Uitspraak
1.De uitspraak waarvan herziening is gevraagd
2.De aanvraag tot herziening
3.Beoordeling van de aanvraag
4.Beslissing
9 juli 2024.
Hoge Raad
In deze zaak heeft de Hoge Raad op 9 juli 2024 uitspraak gedaan op een aanvraag tot herziening van een eerder vonnis van de rechtbank Midden-Nederland. De aanvrager, geboren in 2001, was eerder veroordeeld voor mishandeling van zijn moeder en zus, en voor bedreiging met enig misdrijf tegen het leven gericht.

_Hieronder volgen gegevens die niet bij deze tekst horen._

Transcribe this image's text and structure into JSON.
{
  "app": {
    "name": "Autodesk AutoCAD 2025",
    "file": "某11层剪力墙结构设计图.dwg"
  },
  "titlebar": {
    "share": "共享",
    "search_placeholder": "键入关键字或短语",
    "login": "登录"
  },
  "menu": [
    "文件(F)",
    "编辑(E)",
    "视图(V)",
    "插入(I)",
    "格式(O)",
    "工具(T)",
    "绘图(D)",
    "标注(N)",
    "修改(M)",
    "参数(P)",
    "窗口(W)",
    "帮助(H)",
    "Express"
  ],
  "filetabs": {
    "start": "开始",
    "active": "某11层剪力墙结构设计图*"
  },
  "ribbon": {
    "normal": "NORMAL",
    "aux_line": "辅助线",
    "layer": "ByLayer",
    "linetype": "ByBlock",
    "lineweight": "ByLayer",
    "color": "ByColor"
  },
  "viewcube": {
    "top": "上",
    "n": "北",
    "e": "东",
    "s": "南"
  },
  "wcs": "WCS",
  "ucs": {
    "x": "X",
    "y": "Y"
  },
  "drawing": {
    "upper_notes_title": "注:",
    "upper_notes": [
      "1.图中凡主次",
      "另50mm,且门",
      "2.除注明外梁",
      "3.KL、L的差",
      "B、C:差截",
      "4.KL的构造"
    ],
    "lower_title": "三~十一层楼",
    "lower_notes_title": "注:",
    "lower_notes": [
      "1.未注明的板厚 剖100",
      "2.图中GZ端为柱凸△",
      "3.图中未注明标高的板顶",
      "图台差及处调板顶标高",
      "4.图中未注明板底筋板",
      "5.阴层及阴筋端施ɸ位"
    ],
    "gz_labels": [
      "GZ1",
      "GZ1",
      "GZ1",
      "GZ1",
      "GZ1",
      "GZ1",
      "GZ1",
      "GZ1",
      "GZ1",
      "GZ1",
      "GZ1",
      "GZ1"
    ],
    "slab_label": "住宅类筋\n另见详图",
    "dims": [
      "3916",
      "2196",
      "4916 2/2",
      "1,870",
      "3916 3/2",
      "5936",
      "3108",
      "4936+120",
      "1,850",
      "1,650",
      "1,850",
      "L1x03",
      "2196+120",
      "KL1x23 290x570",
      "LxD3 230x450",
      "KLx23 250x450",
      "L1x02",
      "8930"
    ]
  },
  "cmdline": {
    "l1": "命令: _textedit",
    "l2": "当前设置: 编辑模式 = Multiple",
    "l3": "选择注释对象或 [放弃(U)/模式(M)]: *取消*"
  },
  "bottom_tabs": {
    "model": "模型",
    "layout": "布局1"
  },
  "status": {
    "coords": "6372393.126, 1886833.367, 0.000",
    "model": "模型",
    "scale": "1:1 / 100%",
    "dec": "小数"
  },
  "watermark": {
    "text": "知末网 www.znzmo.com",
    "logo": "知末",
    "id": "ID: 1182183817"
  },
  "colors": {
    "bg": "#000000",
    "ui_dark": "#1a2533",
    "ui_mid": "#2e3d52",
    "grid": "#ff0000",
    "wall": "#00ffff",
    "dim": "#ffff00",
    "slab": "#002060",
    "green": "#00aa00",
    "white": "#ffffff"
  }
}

De aanvrager heeft een aanvraag tot herziening ingediend, waarin hij stelt dat de rechtbank hem zou hebben vrijgesproken als zij op de hoogte was geweest van nieuwe schriftelijke verklaringen van zijn moeder en zus, die zouden terugkomen op hun eerdere belastende verklaringen. De Hoge Raad heeft echter geoordeeld dat de bij de aanvraag gevoegde verklaringen van de getuigen niet voldoende zijn om een ernstig vermoeden te wekken dat de eerdere verklaringen onjuist zijn. De getuigen gaven aan dat zij destijds belastende verklaringen hebben afgelegd omdat zij dachten dat dit de enige manier was om hulp voor de aanvrager te realiseren, die worstelde met een softdrugsverslaving. De Hoge Raad concludeert dat de redenen die de getuigen hebben opgegeven voor hun eerdere verklaringen onvoldoende zijn onderbouwd en dat er geen nieuwe feiten zijn die een herziening van het vonnis rechtvaardigen. De aanvraag tot herziening is daarom afgewezen.